The foreign trade of south China's Hainan Province reached 93.3 billion yuan (about 14.4 billion U.S. dollars) in 2020, up 3 percent year on year, figures from Haikou Customs showed Friday.
Imports of the island province increased 16.8 percent to 65.66 billion yuan last year, while exports dropped by 19.6 percent to 27.64 billion yuan.
The Association of Southeast Asian Nations, the European Union (EU), and the United States were the top three trading partners of Hainan last year. Bilateral trade between Hainan and the EU reached 15.49 billion yuan, increasing 36.5 percent year on year.
Varieties of imported and exported commodities grew from 2,378 in 2019 to 3,610 in 2020, with consumer goods imports reaching 33.71 billion yuan, up 109 percent year on year.
This can explain why duty-free sales reached 27.48 billion yuan in Hainan last year, up 103.7 percent, with 34.1 million items bought by 4.48 million consumers.
China last year released a master plan for the Hainan Free Trade Port, aiming to build the whole of Hainan Island into a globally influential, high-level free trade port by the middle of the century.
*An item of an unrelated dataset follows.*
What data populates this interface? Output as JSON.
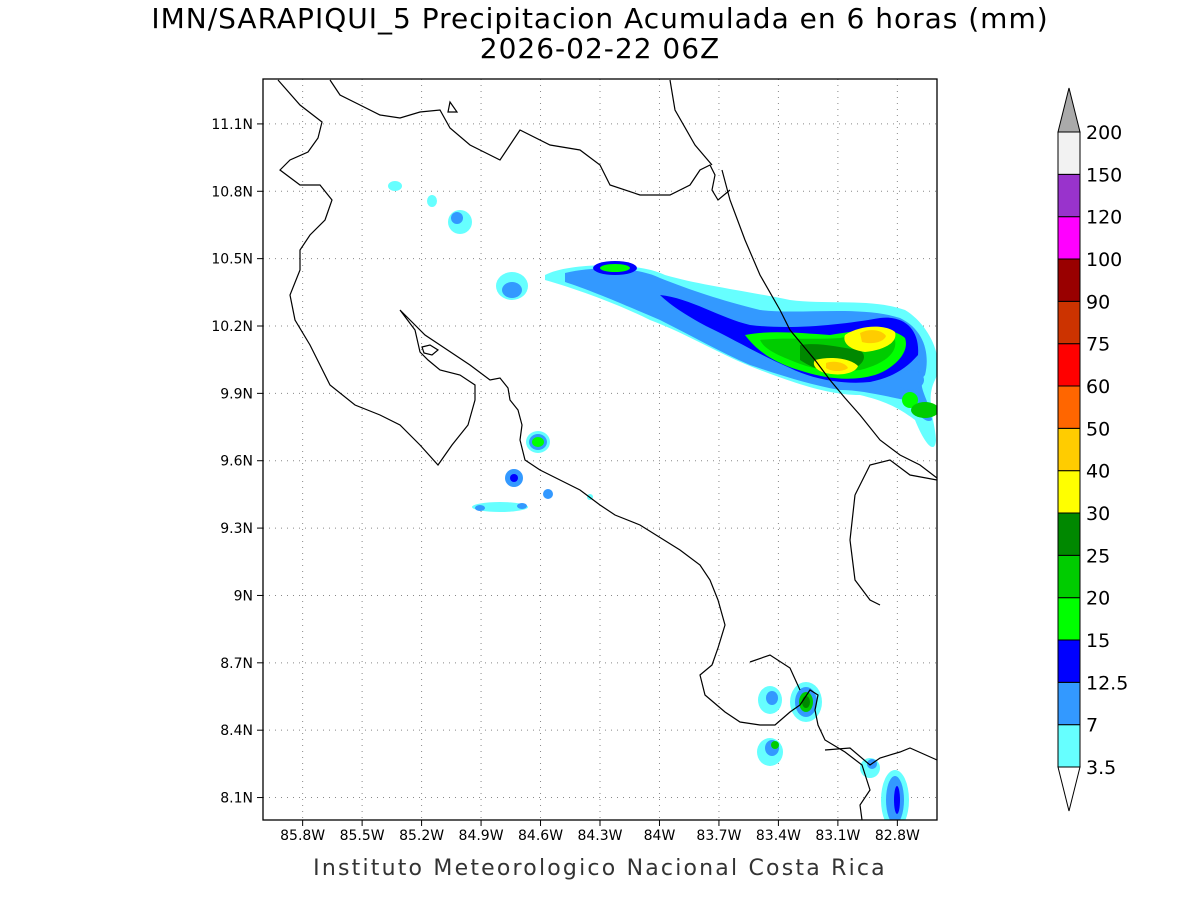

Hainan will make good use of the offshore duty-free policy and strive to achieve duty-free sales of over 60 billion yuan in 2021, according to a government report delivered at the annual session of the provincial legislature on Jan. 24.
From July 1, 2020, Hainan upgraded its polices on duty-free products. It also added three new duty-free shops to the previous four shops on Dec. 30, 2020 and plans to open more shops this year.